Contrary to some charges made against him, Sobrino does not engage in an historical reductionism or seek to question or eclipse the truth of the traditional christological doctrines of Nicea or Chalcedon. He seeks to apply a particular hermeneutic to them so that they can find new life in the reality of victims that is part of the suffering of much of the world today, particularly his own El Salvador, and, in a wider sense, Latin America, and, still wider, the Underdeveloped World. This book, while dense and highly scholarly, has much to offer theologians, students of theology (and not just liberation theology), and anyone who takes the claims of justice as a core Christian value seriously.

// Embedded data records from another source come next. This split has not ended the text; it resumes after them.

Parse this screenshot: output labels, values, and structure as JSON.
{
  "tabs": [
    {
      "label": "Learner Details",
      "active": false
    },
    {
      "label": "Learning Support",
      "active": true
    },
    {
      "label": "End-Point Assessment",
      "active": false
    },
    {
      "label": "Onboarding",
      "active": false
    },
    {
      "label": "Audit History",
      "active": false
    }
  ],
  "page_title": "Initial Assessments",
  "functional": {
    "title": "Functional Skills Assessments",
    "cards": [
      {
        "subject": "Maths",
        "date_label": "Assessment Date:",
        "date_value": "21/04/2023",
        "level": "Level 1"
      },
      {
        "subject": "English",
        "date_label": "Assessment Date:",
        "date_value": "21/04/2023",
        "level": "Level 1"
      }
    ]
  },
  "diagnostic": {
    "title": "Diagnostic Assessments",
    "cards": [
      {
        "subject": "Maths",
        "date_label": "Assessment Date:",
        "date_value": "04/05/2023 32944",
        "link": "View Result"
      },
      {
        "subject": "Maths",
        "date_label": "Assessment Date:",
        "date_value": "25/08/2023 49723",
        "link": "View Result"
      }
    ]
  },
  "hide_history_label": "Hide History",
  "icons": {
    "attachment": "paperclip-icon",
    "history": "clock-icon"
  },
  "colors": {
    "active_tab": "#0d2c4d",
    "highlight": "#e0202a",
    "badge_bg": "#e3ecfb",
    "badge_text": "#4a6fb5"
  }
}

Another stunner from Sobrino. In his first book, Jesus the Liberator, Sobrino analyzed the life of the historical Jesus of Nazareth. This book picks up from the death and resurrection of Jesus and analyzes the first few centuries of Christianity with a focus on the conciliar councils and creeds. Sobrino contextualizes everything through the view of the poor and oppressed of the world, the victims. He makes the argument that the reason the creeds were useful was that they asserted the humanity and divinity of Jesus but left them in tension, accepting the mystery. They were also harmful because they absolutized a construct of God that erased God's salvation and liberation from history in favor of specifying the attributes of God and Jesus, and erased the focus of Jesus' ministry, the Kingdom of God, from doctrine and practice. Sobrino argues that the way forward is to allow the poor and oppressed to serve as a constant critique of the creeds and praxis of the church.